وَنَبْشُهُ بَعْدَ دَفْنِهِ لِلنَّقْلِ وَغَيْرِهِ حَرَامٌ إِلاَّ لِضَرُوْرَةٍ

Menggali kembali kuburan untuk dipindahkan atau tujuan lainnya, hukumnya haram kecuali karena kondisi darurat.

  1. I’anah al-Thalibin [2]

وَيَحْرُمُ دَفْنُ اثْنَيْنِ مِنْ جِنْسَيْنِ بِقَبْرٍ إِنْ لَمْ يَكُنْ بَيْنَهُمَا مَحْرَمِيَّةٌ أَوْ زَوْجِيَّةٌ

Haram menguburkan dua jenazah yang berbeda kelamin dalam satu liang, kecuali antara keduanya terdapat hubungan mahram atau suami istri.

  1. Kanz al-Raghibin Syarh Minhaj al-Thalibin [3]

وَصَرَّحَ جَمَاعَةٌ بِأَنَّهُ يُسْتَحَبُّ أَنْ لَا يُدْفَنَ اثْنَانِ فِي قَبْرٍ وَهَذَا يَصْدُقُ بِقَوْلِهِ فِي الرَّوْضَةِ كَأَصْلِهَا يُسْتَحَبُّ فِي حَالِ الاخْتِيَارِ أَنْ يُدْفَنَ كُلُّ مَيِّتٍ فِي قَبْرٍ أَيْ فَيَكُونُ دَفْنُ اثْنَيْنِ فِيهِ مَكْرُوهًا (إلَّا لِضَرُورَةٍ) كَأَنْ كَثُرَ الْمَوْتَى لِوَبَاءٍ أَوْ غَيْرِهِ وَعَسُرَ إفْرَادُ كُلِّ وَاحِدٍ بِقَبْرٍ

Dan sekolompok ulama secara jelas menyatakan, bahwa disunahkan dua jenazah tidak dikubur dalam satu liang.
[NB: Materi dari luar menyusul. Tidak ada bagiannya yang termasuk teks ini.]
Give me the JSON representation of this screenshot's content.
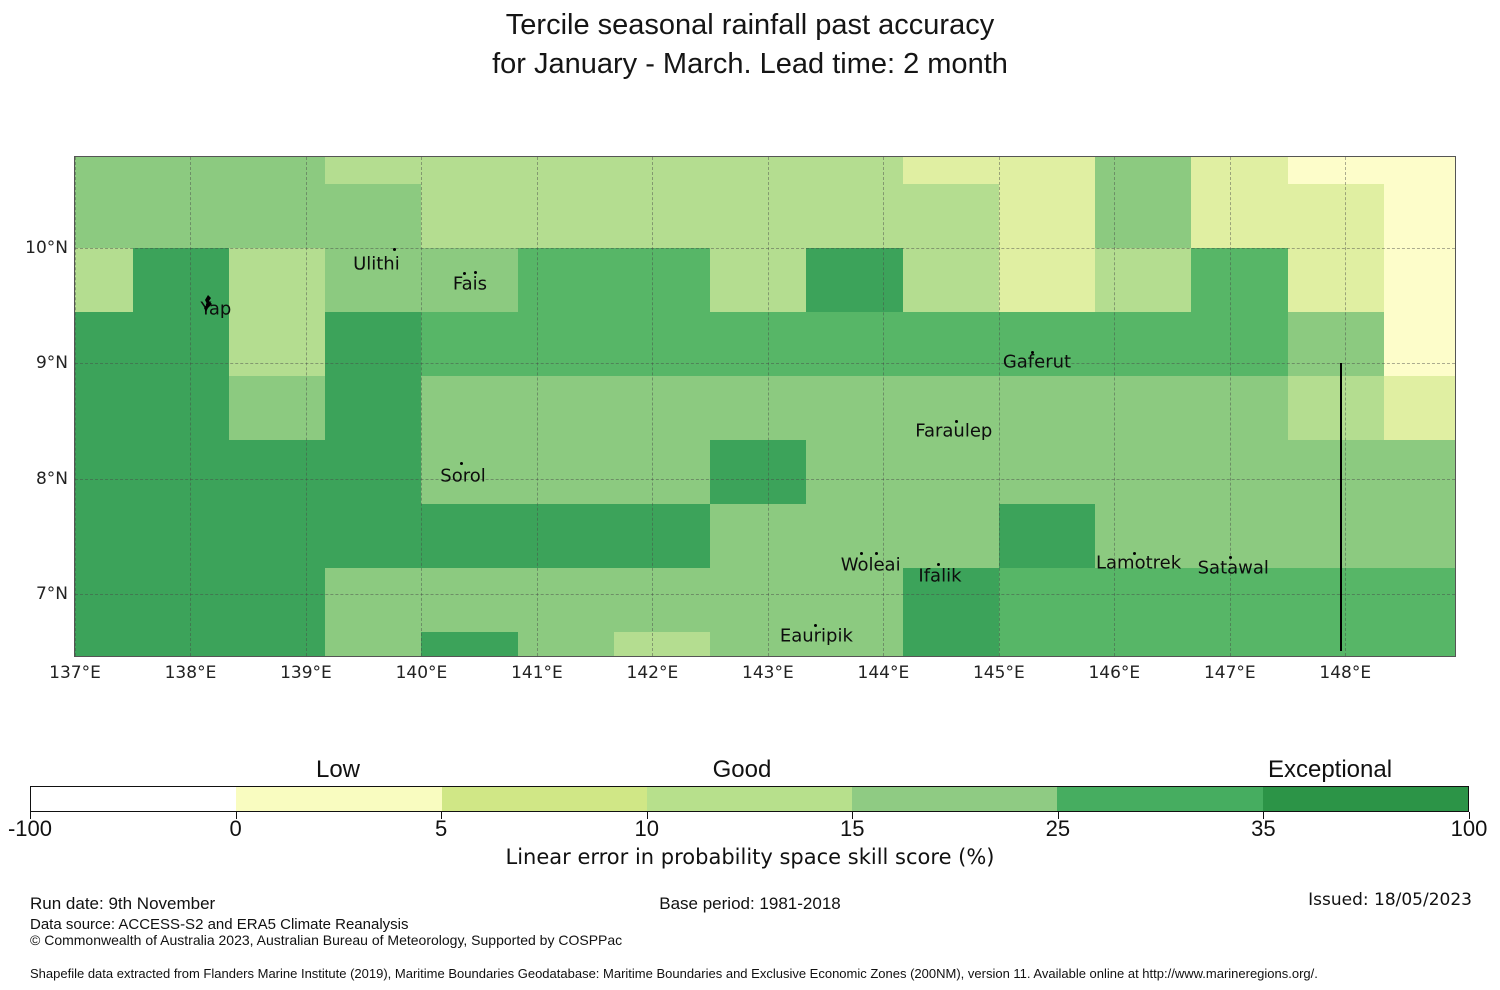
{
  "title": {
    "line1": "Tercile seasonal rainfall past accuracy",
    "line2": "for January - March. Lead time: 2 month"
  },
  "chart_data": {
    "type": "heatmap",
    "title": "Tercile seasonal rainfall past accuracy for January - March. Lead time: 2 month",
    "xlabel": "",
    "ylabel": "",
    "lon_range": [
      137.0,
      148.95
    ],
    "lat_range": [
      6.46,
      10.79
    ],
    "lon_edges": [
      137.0,
      137.5,
      138.333,
      139.167,
      140.0,
      140.833,
      141.667,
      142.5,
      143.333,
      144.167,
      145.0,
      145.833,
      146.667,
      147.5,
      148.333,
      148.95
    ],
    "lat_edges": [
      10.79,
      10.556,
      10.0,
      9.444,
      8.889,
      8.333,
      7.778,
      7.222,
      6.667,
      6.46
    ],
    "class_ranges": [
      "-100-0",
      "0-5",
      "5-10",
      "10-15",
      "15-25",
      "25-35",
      "35-100"
    ],
    "grid_note": "values are skill classes per class_ranges index; row 0 = northernmost band",
    "grid": [
      [
        4,
        4,
        4,
        3,
        3,
        3,
        3,
        3,
        3,
        2,
        2,
        4,
        2,
        1,
        1
      ],
      [
        4,
        4,
        4,
        4,
        3,
        3,
        3,
        3,
        3,
        3,
        2,
        4,
        2,
        2,
        1
      ],
      [
        3,
        6,
        3,
        4,
        4,
        5,
        5,
        3,
        6,
        3,
        2,
        3,
        5,
        2,
        1
      ],
      [
        6,
        6,
        3,
        6,
        5,
        5,
        5,
        5,
        5,
        5,
        5,
        5,
        5,
        4,
        1
      ],
      [
        6,
        6,
        4,
        6,
        4,
        4,
        4,
        4,
        4,
        4,
        4,
        4,
        4,
        3,
        2
      ],
      [
        6,
        6,
        6,
        6,
        4,
        4,
        4,
        6,
        4,
        4,
        4,
        4,
        4,
        4,
        4
      ],
      [
        6,
        6,
        6,
        6,
        6,
        6,
        6,
        4,
        4,
        4,
        6,
        4,
        4,
        4,
        4
      ],
      [
        6,
        6,
        6,
        4,
        4,
        4,
        4,
        4,
        4,
        6,
        5,
        5,
        5,
        5,
        5
      ],
      [
        6,
        6,
        6,
        4,
        6,
        4,
        3,
        4,
        4,
        6,
        5,
        5,
        5,
        5,
        5
      ]
    ],
    "x_ticks": [
      {
        "lon": 137,
        "label": "137°E"
      },
      {
        "lon": 138,
        "label": "138°E"
      },
      {
        "lon": 139,
        "label": "139°E"
      },
      {
        "lon": 140,
        "label": "140°E"
      },
      {
        "lon": 141,
        "label": "141°E"
      },
      {
        "lon": 142,
        "label": "142°E"
      },
      {
        "lon": 143,
        "label": "143°E"
      },
      {
        "lon": 144,
        "label": "144°E"
      },
      {
        "lon": 145,
        "label": "145°E"
      },
      {
        "lon": 146,
        "label": "146°E"
      },
      {
        "lon": 147,
        "label": "147°E"
      },
      {
        "lon": 148,
        "label": "148°E"
      }
    ],
    "y_ticks": [
      {
        "lat": 7,
        "label": "7°N"
      },
      {
        "lat": 8,
        "label": "8°N"
      },
      {
        "lat": 9,
        "label": "9°N"
      },
      {
        "lat": 10,
        "label": "10°N"
      }
    ],
    "islands": [
      {
        "name": "Yap",
        "lon": 138.22,
        "lat": 9.47,
        "dots": [
          [
            -10,
            -6
          ]
        ]
      },
      {
        "name": "Ulithi",
        "lon": 139.61,
        "lat": 9.86,
        "dots": [
          [
            17,
            -16
          ]
        ]
      },
      {
        "name": "Fais",
        "lon": 140.42,
        "lat": 9.69,
        "dots": [
          [
            -7,
            -12
          ],
          [
            4,
            -13
          ]
        ]
      },
      {
        "name": "Gaferut",
        "lon": 145.33,
        "lat": 9.01,
        "dots": [
          [
            -6,
            -11
          ]
        ]
      },
      {
        "name": "Faraulep",
        "lon": 144.61,
        "lat": 8.41,
        "dots": [
          [
            1,
            -11
          ]
        ]
      },
      {
        "name": "Sorol",
        "lon": 140.36,
        "lat": 8.02,
        "dots": [
          [
            -3,
            -14
          ]
        ]
      },
      {
        "name": "Woleai",
        "lon": 143.89,
        "lat": 7.25,
        "dots": [
          [
            -11,
            -13
          ],
          [
            4,
            -13
          ]
        ]
      },
      {
        "name": "Ifalik",
        "lon": 144.49,
        "lat": 7.15,
        "dots": [
          [
            -3,
            -13
          ]
        ]
      },
      {
        "name": "Lamotrek",
        "lon": 146.21,
        "lat": 7.27,
        "dots": [
          [
            -6,
            -11
          ]
        ]
      },
      {
        "name": "Satawal",
        "lon": 147.03,
        "lat": 7.22,
        "dots": [
          [
            -4,
            -12
          ]
        ]
      },
      {
        "name": "Eauripik",
        "lon": 143.42,
        "lat": 6.63,
        "dots": [
          [
            -2,
            -12
          ]
        ]
      }
    ],
    "eez_line": {
      "lon": 147.95,
      "lat_from": 9.0,
      "lat_to": 6.5
    }
  },
  "palette": {
    "1": "#fdfdca",
    "2": "#e0efa2",
    "3": "#b4dd90",
    "4": "#8cca80",
    "5": "#57b667",
    "6": "#3ca35a"
  },
  "colorbar": {
    "segments": [
      "#ffffff",
      "#f9fcc0",
      "#d0e786",
      "#b7e08c",
      "#8fcb83",
      "#46ad60",
      "#2c9447"
    ],
    "ticks": [
      "-100",
      "0",
      "5",
      "10",
      "15",
      "25",
      "35",
      "100"
    ],
    "labels": [
      {
        "text": "Low"
      },
      {
        "text": "Good"
      },
      {
        "text": "Exceptional"
      }
    ],
    "axis_label": "Linear error in probability space skill score (%)"
  },
  "footer": {
    "run_date": "Run date: 9th November",
    "base_period": "Base period: 1981-2018",
    "issued": "Issued: 18/05/2023",
    "data_source": "Data source: ACCESS-S2 and ERA5 Climate Reanalysis",
    "copyright": "© Commonwealth of Australia 2023, Australian Bureau of Meteorology, Supported by COSPPac",
    "shapefile": "Shapefile data extracted from Flanders Marine Institute (2019), Maritime Boundaries Geodatabase: Maritime Boundaries and Exclusive Economic Zones (200NM), version 11. Available online at http://www.marineregions.org/."
  }
}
Pendapat ini sesuai dengan pernyataan al-Nawawi dalam kitab al-Raudhah seperti kitab asalnya (al-Syarh al-Kabir/al-‘Aziz): “Dalam kondisi normal disunnahkan menguburkan masing-masing jenazah pada satu liang.” Maksudnya mengubur dua jenazah dalam satu liang itu hukumnya makruh, kecuali dalam kondisi darurat, seperti banyaknya jenazah karena wabah atau selainnya, serta sulit mengubur masing-masing dengan liang tersendiri.

[1] Jalaluddin al-Mahalli, Kanz al-Raghibin Syarh Minhaj al-Thalibin pada Hasyiyata Qulyubi wa ‘Umairah, (Mesir: Musthafa al-Halabi, 1956), Jilid I, h. 352.

[2] Al-Bakri bin Muhammad Syaththa al-Dimyathi, I’anah al-Thalibin, (Mesir: al-Tijariyah al-Kubra, t.th.),  Jilid II, h. 118.

[3]  Jalaluddin al-Mahalli, Kanz al-Raghibin Syarh Minhaj al-Thalibin pada Hasyiyata Qulyubi wa ‘Umairah, (Beirut: Dar Ihya’ al-Kutub al-‘Arabiyah, t. th.), Jilid I, h. 400.

Sumber: Ahkamul Fuqaha no. 322
KEPUTUSAN MUKTAMAR
NAHDLATUL ULAMA KE-25
Di Surabaya Pada Tanggal 20 – 25 Desember 1971 M.